Scharang Teams Up with Strauss and Krisch
Austrian Press Agency (10/16/2009)
A two million Euro production based on a script by Silke Hasseler and Peter Turrini. Currently shooting of the film in Passendorf, Lower Austria
Passendorf/Vienna – At the end of April 1945 thousands of Jewish prisoners and forced laborers from Hungary were driven by small units of SS troops through the Austrian province. The end goal of the death marches was the Mauthausen Concentration Camp, where men, women and children were to be murdered before the Allied troops arrived.
The absurd story of a small group of Hungarian Jews, who were kept at the time in a hay barn and began studying the operetta “Wiener Blut” in order to awaken the sympathy of the farmers, is currently being filmed by Elisabeth Scharang in Passendorf, Lower Austria. Ursula Strauss and Johannes Krisch play the main characters in “Perhaps in Another Life.”

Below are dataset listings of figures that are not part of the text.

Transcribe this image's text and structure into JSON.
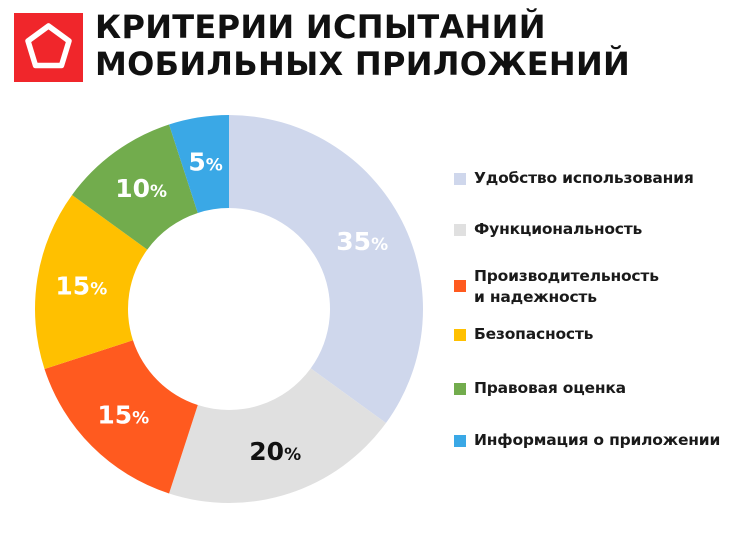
{
  "header": {
    "title_line1": "КРИТЕРИИ ИСПЫТАНИЙ",
    "title_line2": "МОБИЛЬНЫХ ПРИЛОЖЕНИЙ",
    "logo_icon": "pentagon-logo-icon",
    "logo_color": "#f0262b"
  },
  "chart_data": {
    "type": "pie",
    "variant": "donut",
    "title": "КРИТЕРИИ ИСПЫТАНИЙ МОБИЛЬНЫХ ПРИЛОЖЕНИЙ",
    "categories": [
      "Удобство использования",
      "Функциональность",
      "Производительность и надежность",
      "Безопасность",
      "Правовая оценка",
      "Информация о приложении"
    ],
    "values": [
      35,
      20,
      15,
      15,
      10,
      5
    ],
    "labels": [
      "35%",
      "20%",
      "15%",
      "15%",
      "10%",
      "5%"
    ],
    "colors": [
      "#cfd7ec",
      "#e0e0e0",
      "#ff5a1f",
      "#ffc000",
      "#72ac4d",
      "#3aa8e6"
    ],
    "label_colors": [
      "#ffffff",
      "#111111",
      "#ffffff",
      "#ffffff",
      "#ffffff",
      "#ffffff"
    ],
    "start_angle": "12 o'clock",
    "direction": "clockwise",
    "legend_position": "right"
  },
  "legend": {
    "items": [
      {
        "label": "Удобство использования",
        "color": "#cfd7ec"
      },
      {
        "label": "Функциональность",
        "color": "#e0e0e0"
      },
      {
        "label": "Производительность\nи надежность",
        "color": "#ff5a1f"
      },
      {
        "label": "Безопасность",
        "color": "#ffc000"
      },
      {
        "label": "Правовая оценка",
        "color": "#72ac4d"
      },
      {
        "label": "Информация о приложении",
        "color": "#3aa8e6"
      }
    ]
  }
}
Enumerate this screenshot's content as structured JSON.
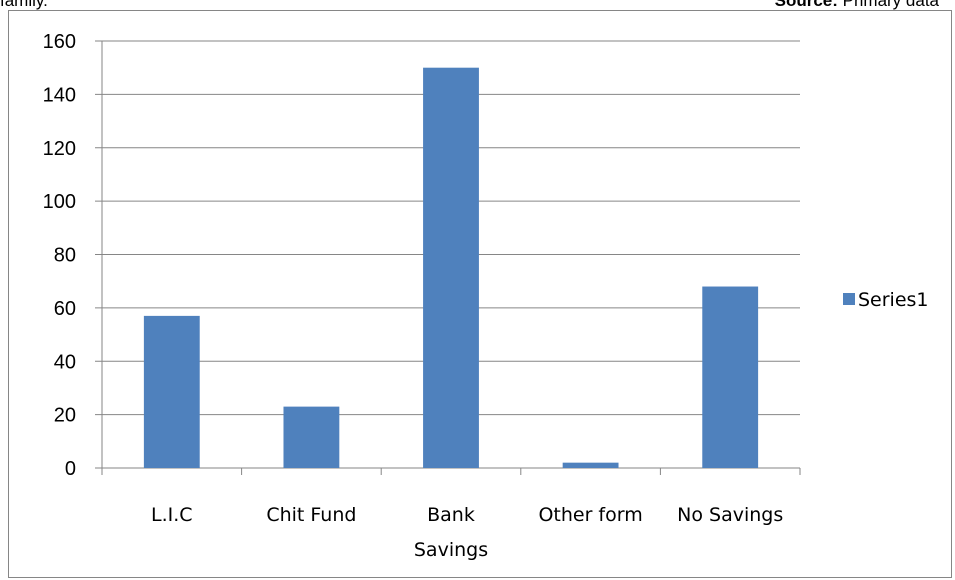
{
  "header": {
    "clipped_text": "family.",
    "source_label": "Source:",
    "source_value": " Primary data"
  },
  "chart_data": {
    "type": "bar",
    "categories": [
      "L.I.C",
      "Chit Fund",
      "Bank Savings",
      "Other form",
      "No Savings"
    ],
    "category_lines": [
      [
        "L.I.C"
      ],
      [
        "Chit Fund"
      ],
      [
        "Bank",
        "Savings"
      ],
      [
        "Other form"
      ],
      [
        "No Savings"
      ]
    ],
    "series": [
      {
        "name": "Series1",
        "values": [
          57,
          23,
          150,
          2,
          68
        ],
        "color": "#4F81BD"
      }
    ],
    "ylim": [
      0,
      160
    ],
    "yticks": [
      0,
      20,
      40,
      60,
      80,
      100,
      120,
      140,
      160
    ],
    "grid": true,
    "gridline_color": "#868686",
    "legend_position": "right",
    "title": "",
    "xlabel": "",
    "ylabel": ""
  }
}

Strauss and Krisch, who performed together also for Götz Spielmann’s film “Revanche” nominated for an Oscar for best foreign film, play this time the rural married couple, Traudl and Stefan Fasching, whose son was killed during the war, reacting speechless when expressing their sorrow.

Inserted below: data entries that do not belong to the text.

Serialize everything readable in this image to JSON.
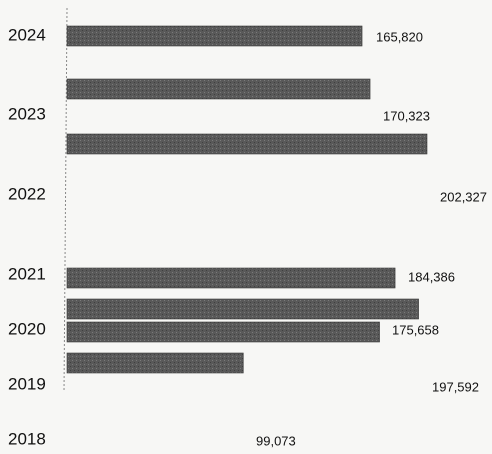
{
  "chart_data": {
    "type": "bar",
    "orientation": "horizontal",
    "categories": [
      "2024",
      "2023",
      "2022",
      "2021",
      "2020",
      "2019",
      "2018"
    ],
    "values": [
      165820,
      170323,
      202327,
      184386,
      175658,
      197592,
      99073
    ],
    "value_labels": [
      "165,820",
      "170,323",
      "202,327",
      "184,386",
      "175,658",
      "197,592",
      "99,073"
    ],
    "color": "#595959"
  }
}
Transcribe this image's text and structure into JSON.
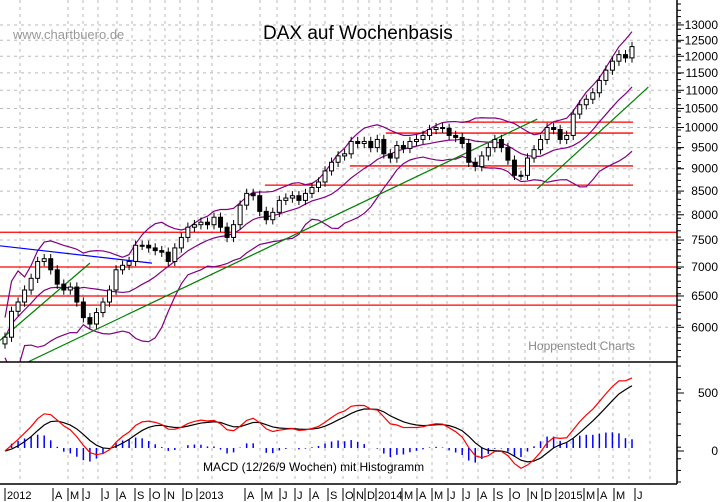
{
  "chart_data": {
    "type": "candlestick",
    "title": "DAX auf Wochenbasis",
    "watermark": "www.chartbuero.de",
    "source_label": "Hoppenstedt Charts",
    "scale": "log",
    "ylim": [
      5490,
      13870
    ],
    "y_ticks": [
      "13000",
      "12500",
      "12000",
      "11500",
      "11000",
      "10500",
      "10000",
      "9500",
      "9000",
      "8500",
      "8000",
      "7500",
      "7000",
      "6500",
      "6000"
    ],
    "y_tick_values": [
      13000,
      12500,
      12000,
      11500,
      11000,
      10500,
      10000,
      9500,
      9000,
      8500,
      8000,
      7500,
      7000,
      6500,
      6000
    ],
    "x_ticks": [
      "2012",
      "A",
      "M",
      "J",
      "J",
      "A",
      "S",
      "O",
      "N",
      "D",
      "2013",
      "A",
      "M",
      "J",
      "J",
      "A",
      "S",
      "O",
      "N",
      "D",
      "2014",
      "M",
      "A",
      "M",
      "J",
      "J",
      "A",
      "S",
      "O",
      "N",
      "D",
      "2015",
      "M",
      "A",
      "M",
      "J"
    ],
    "closes": [
      5850,
      6250,
      6400,
      6600,
      6800,
      7100,
      7150,
      6950,
      6700,
      6600,
      6650,
      6400,
      6150,
      6050,
      6230,
      6400,
      6600,
      6950,
      7030,
      7100,
      7400,
      7400,
      7350,
      7300,
      7270,
      7100,
      7350,
      7550,
      7750,
      7800,
      7850,
      7800,
      7950,
      7750,
      7550,
      7800,
      8200,
      8450,
      8400,
      8070,
      7900,
      8050,
      8300,
      8350,
      8400,
      8300,
      8450,
      8580,
      8700,
      8950,
      9150,
      9300,
      9350,
      9650,
      9600,
      9650,
      9500,
      9700,
      9350,
      9250,
      9550,
      9480,
      9650,
      9700,
      9800,
      9950,
      10000,
      9980,
      9800,
      9750,
      9600,
      9150,
      9050,
      9300,
      9500,
      9700,
      9500,
      9200,
      8850,
      8850,
      9250,
      9450,
      9700,
      10000,
      9950,
      9700,
      9800,
      10350,
      10600,
      10750,
      10930,
      11280,
      11580,
      11850,
      12050,
      11950,
      12300
    ],
    "horizontal_lines": [
      {
        "value": 7650,
        "color": "#ff0000",
        "from_bar": 0
      },
      {
        "value": 7000,
        "color": "#ff0000",
        "from_bar": 0
      },
      {
        "value": 6500,
        "color": "#ff0000",
        "from_bar": 0
      },
      {
        "value": 6350,
        "color": "#ff0000",
        "from_bar": 0
      },
      {
        "value": 10140,
        "color": "#ff0000",
        "from_bar": 69.7
      },
      {
        "value": 9860,
        "color": "#ff0000",
        "from_bar": 58.3
      },
      {
        "value": 9065,
        "color": "#ff0000",
        "from_bar": 52.8
      },
      {
        "value": 8630,
        "color": "#ff0000",
        "from_bar": 39.8
      }
    ],
    "trend_lines": [
      {
        "color": "#008000",
        "from": {
          "bar": 3.5,
          "value": 5490
        },
        "to": {
          "bar": 81.5,
          "value": 10220
        }
      },
      {
        "color": "#008000",
        "from": {
          "bar": -0.8,
          "value": 5800
        },
        "to": {
          "bar": 13,
          "value": 7070
        }
      },
      {
        "color": "#008000",
        "from": {
          "bar": 81.5,
          "value": 8550
        },
        "to": {
          "bar": 98.5,
          "value": 11090
        }
      },
      {
        "color": "#0000ff",
        "from": {
          "bar": -0.8,
          "value": 7390
        },
        "to": {
          "bar": 22.5,
          "value": 7070
        }
      }
    ],
    "bollinger": {
      "color": "#800080",
      "period": 12,
      "stddev": 2
    },
    "macd": {
      "label": "MACD (12/26/9 Wochen) mit Histogramm",
      "y_ticks": [
        "500",
        "0"
      ],
      "y_tick_values": [
        500,
        0
      ],
      "macd_color": "#ff0000",
      "signal_color": "#000000",
      "histogram_color": "#0000ff"
    }
  }
}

Also one must be careful on the set “not to be too much absorbed by the horror of events,” said Strauss, bubbling over with excitement in his interview with the Austrian Press Agency when talking about the film and his recent cooperation with Krisch. “We enjoy so much performing together that we feed off each other’s energy.” In addition to Strauss and Krisch are the Hungarian actor and actress Peter Vegh and Orsolya Toth, who were highly praised in Venice for their roles in “Women Without Men.”

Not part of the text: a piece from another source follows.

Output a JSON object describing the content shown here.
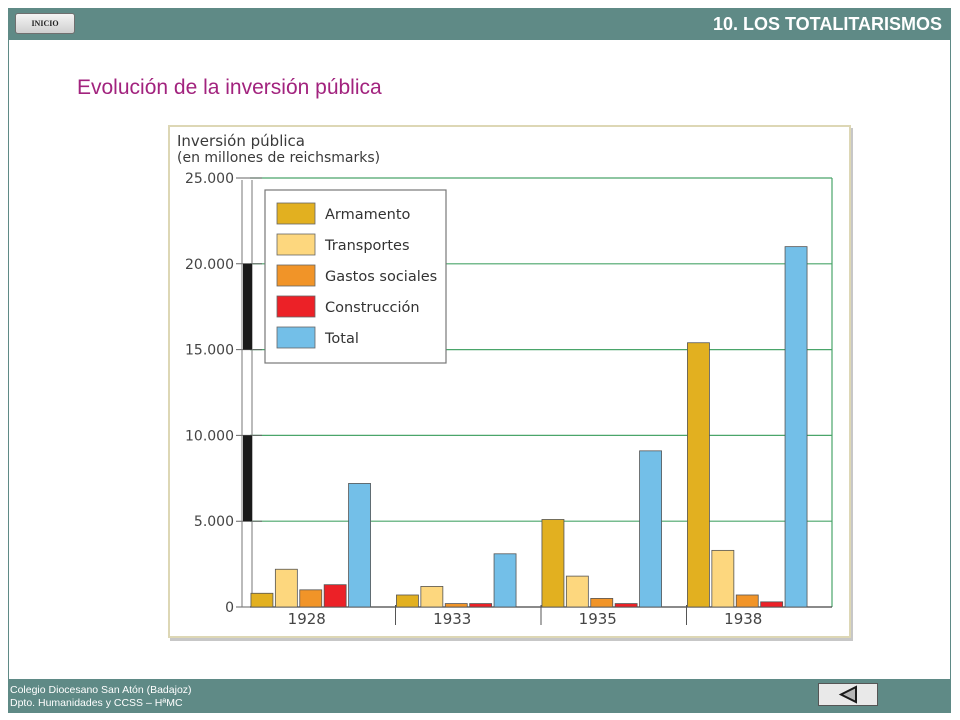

In cooperation with the Hungarian Mythberg Film and German Filmline Productions, Silke Hassler and Peter Turrnini wrote the script for the two million Euro production of the Viennese film. As cameraman, Jean-Claude Karrieu contributed to the “optically very poetic dimension” of the film. Filming in Passendorf, an extremely picturesque village of eighteen people, should end in another week. The director hopes for the opening in fall of 2010.